“The openness is happening, but somehow, canna-tourism hasn’t taken off,” says one entrepreneur
Last spring, Darrin Zeer invited a handful of guests to his cannabis-infused yoga retreat in Alberta’s Bragg Creek, nestled in the foothills of the Canadian Rockies just west of Calgary’s metropolitan hum.
The Alberta-born, Colorado-based yoga teacher and mindfulness expert is accustomed to offering cannabis samples at his retreats. But this one was different: Those who attended his Bragg Creek event had to bring their own weed. And even though cannabis for recreational use became legal in October of 2018, facility managers were also hesitant to host the event — guests weren’t given its address until after they registered.
Even in Alberta, one of the most liberal provinces in Canada for cannabis use, legalization hasn’t sparked a successful wave of cannabis tourism.
“The openness is happening, but somehow, canna-tourism hasn’t taken off,” Zeer explained. “I think resorts are still afraid that they’ll get stigmatized as ‘the weed hotel.”
Alberta draws millions of tourists a year through sites such as Jasper National Park, the Alberta Badlands and Kananaskis.

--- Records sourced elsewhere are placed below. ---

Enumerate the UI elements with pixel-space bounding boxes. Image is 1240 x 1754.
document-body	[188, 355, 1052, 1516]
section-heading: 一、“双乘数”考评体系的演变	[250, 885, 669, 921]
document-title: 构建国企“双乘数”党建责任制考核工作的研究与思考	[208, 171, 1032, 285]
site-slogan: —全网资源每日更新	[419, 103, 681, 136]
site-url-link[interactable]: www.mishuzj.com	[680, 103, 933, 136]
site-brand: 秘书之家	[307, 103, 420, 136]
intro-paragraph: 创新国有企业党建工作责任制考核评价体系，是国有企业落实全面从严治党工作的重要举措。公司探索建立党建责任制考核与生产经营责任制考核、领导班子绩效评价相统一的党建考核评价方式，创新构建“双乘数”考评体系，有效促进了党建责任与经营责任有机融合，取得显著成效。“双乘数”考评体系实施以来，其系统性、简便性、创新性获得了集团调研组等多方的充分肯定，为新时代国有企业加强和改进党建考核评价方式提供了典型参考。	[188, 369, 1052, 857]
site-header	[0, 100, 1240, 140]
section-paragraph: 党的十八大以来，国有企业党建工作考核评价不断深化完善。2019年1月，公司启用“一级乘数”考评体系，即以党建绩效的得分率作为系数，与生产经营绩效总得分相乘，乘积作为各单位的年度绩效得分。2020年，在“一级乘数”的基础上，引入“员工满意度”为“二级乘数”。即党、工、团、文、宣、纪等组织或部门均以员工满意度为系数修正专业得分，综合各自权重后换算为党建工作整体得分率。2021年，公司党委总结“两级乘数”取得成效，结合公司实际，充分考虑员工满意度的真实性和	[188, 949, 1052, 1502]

Grabbing a joint or two for the trail is also fantastically easy: Alberta has more than 300 legal cannabis stores serving a population of just under 4.5 million people. But weed simply isn’t luring tourists into the province.
The consumption conundrum
For starters, there isn’t a guarantee that tourists can find a place to light up during their travels in the region. National parks and Alberta provincial parks allow visitors to consume cannabis within certain restrictions, but the province’s municipalities are allowed to tighten those rules even further. Banff is one of them. Smoking or vaping cannabis in public is prohibited across the entire town. The same goes for the city of Calgary (although Edmonton allows for public consumption in areas where smoking is permitted).
Ski resort management seems particularly turned off by the idea of toking visitors. In the weeks after Canada launched its first wave of nationwide legalization, Sunshine Village and Nakiska Ski Area — two major resorts near Banff — banned cannabis use anywhere on their properties, including chair lift lines and public areas. A Sunshine spokesperson said they don’t intend on relaxing the facility’s pre-existing smoke-free environment policy any time soon.
“As we are a family-focused resort, we do not foresee changes to our policy,” they wrote in an email to The GrowthOp.
Alberta isn’t alone. Cannabis tourism isn’t terrible viably anywhere, according to Christopher Nicholson, president of the Canada West Ski Areas Association, which represents ski resorts across western Canada. He’s attended presentations about it from representatives of U.S. jurisdictions such as Colorado, a state with both legal weed and a strong tourism sector.
“The presenters said across the board: It wasn’t what we thought it would be,” Nicholson said.
Entrepreneurs at the ready
The regulations and hesitancy from some companies aren’t preventing some entrepreneurs from trying to forge ahead.
The organizers behind TEN7TEEN, a cannabis experience company, run weed-themed tours in both Calgary and Banff, including events called ‘High Hikes.’ They also run large events and art displays with collaborators, Smoke & Show. Steve Mix, founder of TEN7TEEN, said Alberta has one of the best tourism industries in Canada. Between the province’s mountains and other attractions, his company has been able to offer a fairly wide range of activities.
While TEN7TEEN can’t sell cannabis as part of their tours, their activities allow cannabis sellers access to customers in a way that’s difficult to do in Canada’s industry thanks to advertising restrictions. Mix said their methods allowed them to weather an over-saturated cannabis market.
“The traditional way that a lot of these tourism companies have been set up maybe hasn’t been as profitable as they would have seen,” Mix said. “But I think the way that we’re doing it is very sustainable.”
National tour company awaits regulatory shift
Still, major metropolitan centres outside of Alberta are soaking up the majority of Canadian cannabis tourism. Vancouver has always been a weed hotspot. But Matt Cronin, founder and CEO of Canada High Tours, said Toronto attracts more guests than any other spot on their list — many of whom arrive from the United States or Europe.
The online tour company doesn’t currently offer tours in Alberta, but they’d be open to the possibility if general interest rises in the region. Cronin said in an email they’d probably focus on the Lake Louise and Banff areas “when the time is right” — although restrictive cannabis use laws will play a factor.
“We won’t offer experiences in cities, towns or municipalities where it’s banned for public consumption… where there are restrictions I doubt you’ll see much cannabis tourism,” he wrote.